Plainte pour traite d'êtres humains

Les marins malgaches ayant porté plainte contre Enez ont été entendus par un juge d'instruction

  • Publié le 6 février 2020 à 14:12
  • Actualisé le 6 février 2020 à 17:47

Ce jeudi 6 février 2020, les quatre marins malgaches qui avaient porté plainte contre leurs employeur, Enez et Extramar, ont rencontré pour la première fois un juge d'instruction, désigné pour examiner ce dossier. Une étape fondamentale, alors que leur plainte a été déposée il y a deux ans déjà Défendus par un avocat parisien, ces marins parlent de conditions de travail inhumaines et d'un salaire dérisoire. C'est à la fois pour conditions de travail indignes, conditions d'hébergement indignes, mise en danger de la vie d'autrui et traite des êtres humains qu'ils avaient porté plainte. L'employeur réunionnais devrait en toute logique être entendu par le juge d'instruction.

L'avocat de ces quatre marins, Joseph Breham souligne l'importance de cette journée : "enfin on prend le temps de les écouter. Ils ont l'impression que le courage qu'ils ont eu porte enfin ses fruits."

Les marins malgaches ont déposé plainte avant tout pour "traite des êtres humains" : "ils vivaient sur ce bateau à plusieurs dans une seule pièce, pas de toilettes, pas de frigo, des rats, des conditions de saleté inommables..." raconte leur avocat. L'association Comité contre l'esclavage moderne s'est même emparée de cette histoire.

Lire aussi : Des marins malgaches accusent un employeur réunionnais

"Au-delà des conditions de travail, leur salaire était ridicule. On parle de 320 euros maximum, on est largement en-dessous des 600 dollars par mois - soit 545 euros - minimum réclamés par l'OIT (Organisation internationale du travail, ndlr)" indique Joseph Breham. Les quatre marins malgaches dépendent en effet de cette grille de rémunération, contrairement aux marins français qui s'alignent sur les salaires du territoire.

"Enez, leur employeur, n'obtenait pas pour eux de visa, ils ne pouvaient donc pas sortir du port de La Réunion. On parlait de bateau-hôtel, moi j'aurais parlé de bateau-poubelle" dénonce l'avocat. Dans une vidéo jointe à leur plainte, les marins avaient effectivement tenu à démontrer les conditions dans lesquelles ils vivaient. "Il y a d'autres preuves, nous avons photos et vidéos, mais aussi des fiches de paye par exemple" ajoute Joseph Breham.
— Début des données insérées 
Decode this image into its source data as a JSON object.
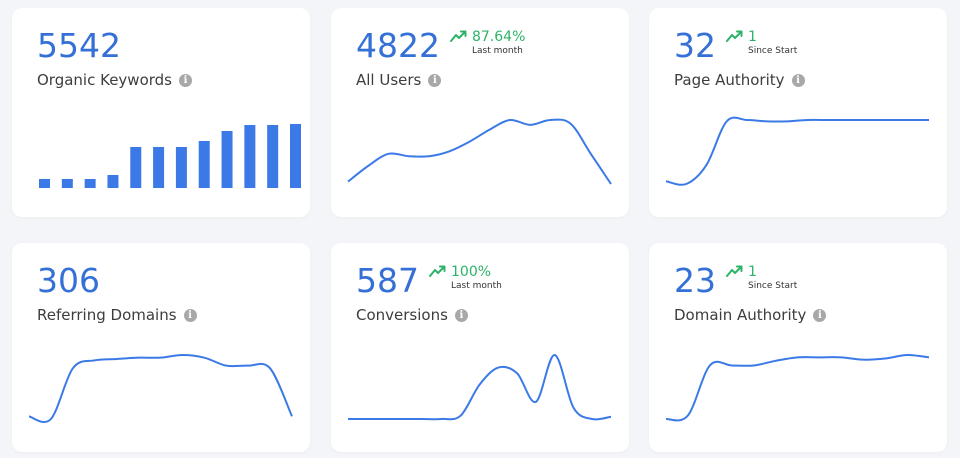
{
  "cards": [
    {
      "value": 5542,
      "label": "Organic Keywords",
      "sparkline": {
        "type": "bar",
        "color": "#3b7ae6",
        "values": [
          9,
          9,
          9,
          13,
          41,
          41,
          41,
          47,
          57,
          63,
          63,
          64
        ]
      }
    },
    {
      "value": 4822,
      "label": "All Users",
      "change": "87.64%",
      "change_note": "Last month",
      "sparkline": {
        "type": "line",
        "color": "#3b7ae6",
        "values": [
          7,
          20,
          30,
          28,
          28,
          32,
          40,
          50,
          58,
          54,
          58,
          55,
          30,
          5
        ]
      }
    },
    {
      "value": 32,
      "label": "Page Authority",
      "change": "1",
      "change_note": "Since Start",
      "sparkline": {
        "type": "line",
        "color": "#3b7ae6",
        "values": [
          8,
          6,
          20,
          52,
          53,
          52,
          52,
          53,
          53,
          53,
          53,
          53,
          53,
          53
        ]
      }
    },
    {
      "value": 306,
      "label": "Referring Domains",
      "sparkline": {
        "type": "line",
        "color": "#3b7ae6",
        "values": [
          9,
          7,
          45,
          51,
          52,
          53,
          53,
          55,
          53,
          47,
          47,
          45,
          9
        ]
      }
    },
    {
      "value": 587,
      "label": "Conversions",
      "change": "100%",
      "change_note": "Last month",
      "sparkline": {
        "type": "line",
        "color": "#3b7ae6",
        "values": [
          7,
          7,
          7,
          7,
          7,
          7,
          10,
          37,
          52,
          47,
          22,
          63,
          17,
          7,
          9
        ]
      }
    },
    {
      "value": 23,
      "label": "Domain Authority",
      "change": "1",
      "change_note": "Since Start",
      "sparkline": {
        "type": "line",
        "color": "#3b7ae6",
        "values": [
          7,
          10,
          53,
          53,
          53,
          57,
          60,
          60,
          60,
          58,
          59,
          62,
          60
        ]
      }
    }
  ]
}
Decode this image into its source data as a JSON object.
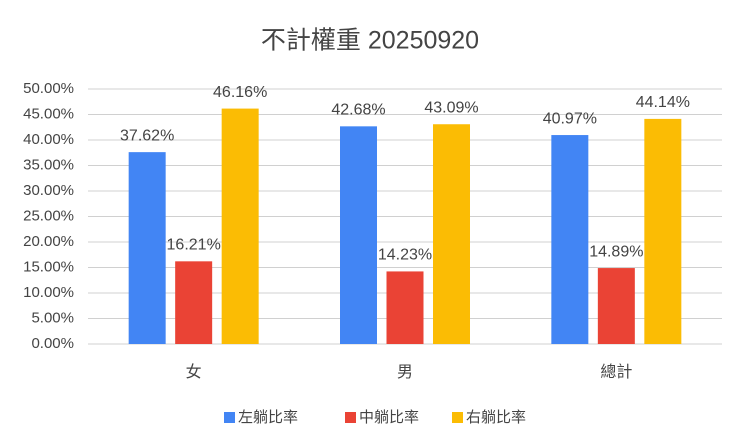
{
  "chart_data": {
    "type": "bar",
    "title": "不計權重 20250920",
    "categories": [
      "女",
      "男",
      "總計"
    ],
    "series": [
      {
        "name": "左躺比率",
        "color": "#4285f4",
        "values": [
          37.62,
          42.68,
          40.97
        ],
        "value_labels": [
          "37.62%",
          "42.68%",
          "40.97%"
        ]
      },
      {
        "name": "中躺比率",
        "color": "#ea4335",
        "values": [
          16.21,
          14.23,
          14.89
        ],
        "value_labels": [
          "16.21%",
          "14.23%",
          "14.89%"
        ]
      },
      {
        "name": "右躺比率",
        "color": "#fbbc04",
        "values": [
          46.16,
          43.09,
          44.14
        ],
        "value_labels": [
          "46.16%",
          "43.09%",
          "44.14%"
        ]
      }
    ],
    "ylim": [
      0,
      50
    ],
    "yticks": [
      {
        "value": 0,
        "label": "0.00%"
      },
      {
        "value": 5,
        "label": "5.00%"
      },
      {
        "value": 10,
        "label": "10.00%"
      },
      {
        "value": 15,
        "label": "15.00%"
      },
      {
        "value": 20,
        "label": "20.00%"
      },
      {
        "value": 25,
        "label": "25.00%"
      },
      {
        "value": 30,
        "label": "30.00%"
      },
      {
        "value": 35,
        "label": "35.00%"
      },
      {
        "value": 40,
        "label": "40.00%"
      },
      {
        "value": 45,
        "label": "45.00%"
      },
      {
        "value": 50,
        "label": "50.00%"
      }
    ],
    "grid": true,
    "legend": "bottom"
  }
}
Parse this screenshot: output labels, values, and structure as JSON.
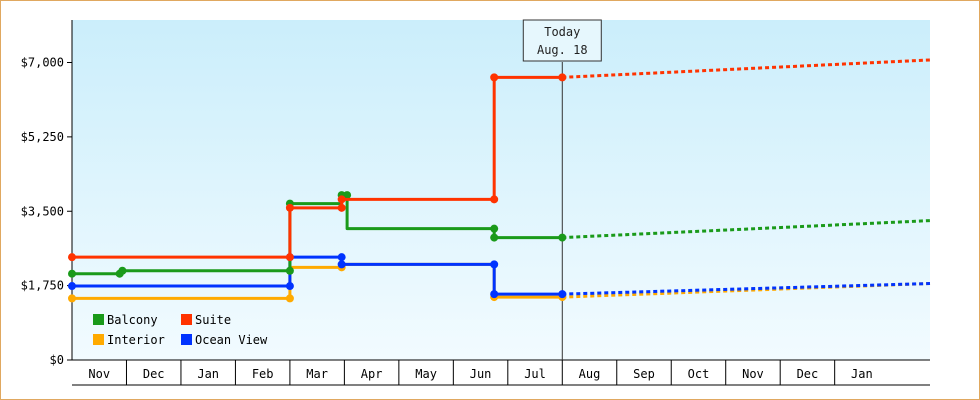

Aujourd'hui les plaignants ne travaillent plus, ou peu avec des petits travaux à gauche à droite, raconte leur avocat. "Le premier a vu son contrat résilié dès que la plainte a été déposée en mars 2018. Les trois autres n'ont pas été renouvelés. Aujourd'hui ils sont assez ravagés puisqu'ils ne travaillent plus, mais ils ont l'impression que leur combat avance aujourd'hui. Ils ont aussi appris que les conditions de travail de leurs anciens collègues s'étaient améliorées."

Le dossier est désormais entre les mains du magistrat instructeur. "Je ne suis pas à sa place mais on peut imaginer qu'il voudra obtenir des documents de la part d'Enez, qu'Enez sera même auditionné", imagine Joseph Breham. "Le magistrat devrait ensuite rendre une ordonnance de règlement, dire ce qu'il pense du dossier, et renvoyer les mises en cause soit devant la Cour d'assises, soit devant la Cour correctionnelle. Ou éventuellement une ordonnance de non lieu, c'est aussi possible."

Dans un premier temps, l'entreprise réunionnaise Enez avait estimé qu'il s'agissait d'une "manipulation" en précisant que ce bateau ne leur appartenait pas. "Les marins dorment dans les bateaux qui partent en mer et qui sont contrôlés chaque année et de façon aléatoire par les autorités. Ces bateaux, ce sont leur lieu de travail mais aussi leur lieu de vie", avait alors expliqué le directeur Sébastien Camus à Imaz Press il y a deux ans. Le bateau en question ne devait pas servir d'hébergement, selon lui. Dès le mois de juin 2018, le chef d'entreprise avait rédigé une note de service "pour interdire l'accès à ce bateau définitivement".